If you're going to teach trainee teachers or colleagues just one rule about technology, it should be this:
It's not a question of if the technology goes wrong, but when.
That's obvious to those of us who have been around a bit as far as education technology is concerned, but not to those who haven't. In my experience, when something goes wrong for a teacher who has decided to use some ed tech perhaps for the first time, they personalise it. They think it must be something to do with them, or that they are naturally incompetent.
In fact, when I was running some training for teachers a few years ago, two really good things happened.
First, something went wrong: the interactive whiteboard stopped interacting, thereby rendering useless my hours of preparation, and depriving the participants of a really good experience.
Why do I say that was good? Because several of the teachers there said they felt reassured by it: "If it can happen to an old hand like you, then we know if it happens to us it won't mean we're useless."
Secondly, after my initial two or three minutes of trying to get it to work and phoning for a technician, I resorted to plan B, which meant that the session still went ahead, and they still had a good experience. That was good because it exemplified good practice.
To summarise, the fundamental rules of using technology in teaching are as follows:
1. It's not a question of if the technology goes wrong, but when. Anything can go wrong, at any time. In the early 2000s there was a widespread internet worm that even brought down Microsoft if I remember correctly. (The Chief Education Officer called me into his office and said that the headteachers were complaining that because of my team of technicians, their schools didn't have internet access. I told him that if he believes that my technicians were responsible for the worldwide stoppage then they should be given a raise for being so highly skilled. But I digress.)
2. Always have a Plan B, even if that takes the form of printed copies of your presentation.
Of course, there may be times that the technology goes wrong, and it is their fault. I'm not suggesting a complete abrogation of responsibility. It's up to the teacher to make sure they know how to use the technology, and that everything is in place (eg the device charged up, the video is in the correct format, the wi-fi connection checked and so on). But sometimes things will happen beyond their control.

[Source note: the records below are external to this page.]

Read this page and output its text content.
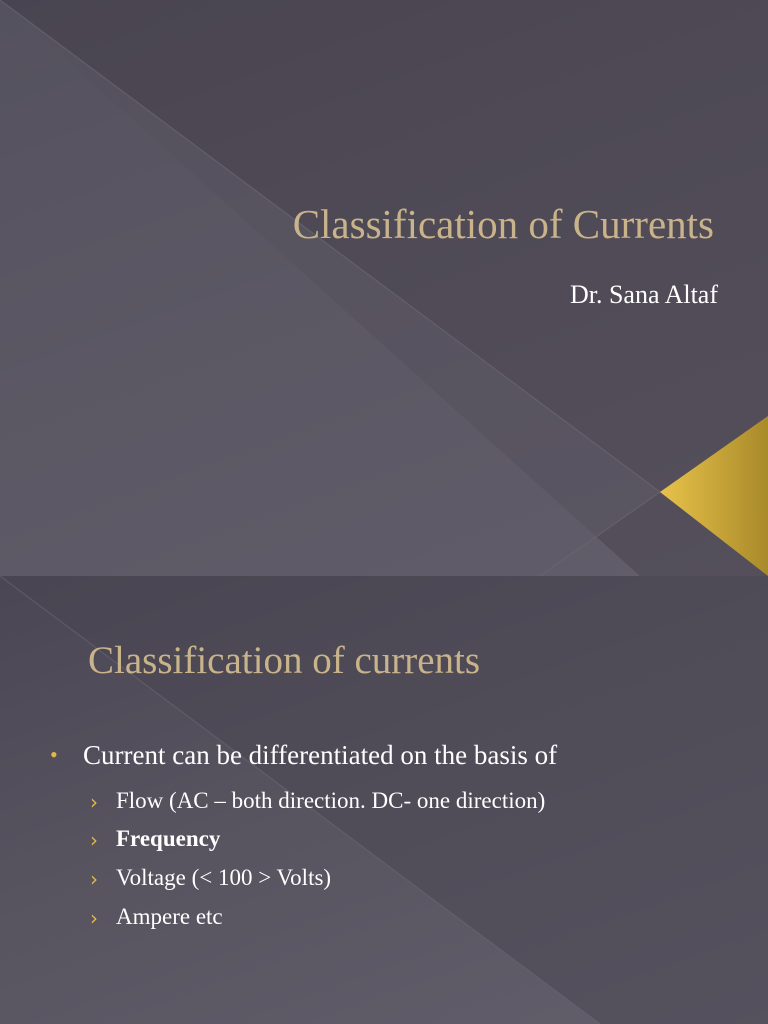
Classification of Currents
Dr. Sana Altaf
Classification of currents
• Current can be differentiated on the basis of
› Flow (AC – both direction. DC- one direction)
› Frequency
› Voltage (< 100 > Volts)
› Ampere etc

It's important to recognise, though, that if you have the misfortune to have an inspector in your classroom when things go wrong, you won't be able to use that as an excuse for the kids not learning anything. Hence rule number 3:
3. Move from stage 1 (something going wrong) to stage 2 (Plan B) with the minimum possible delay. That means, do not try to fix the issue yourself once you've spent a moment or two going through the usual procedures (eg checking everything is plugged in, rebooting the device). If you phone for technical support, don't suspend the lesson until they turn up.
The basic rule is: continue with the lesson as soon as possible. That's why knowing the near-certainty of something going wrong is so empowering: if you realise that there's nothing much you can do in the situation, then you can carry on without being completely discombobulated.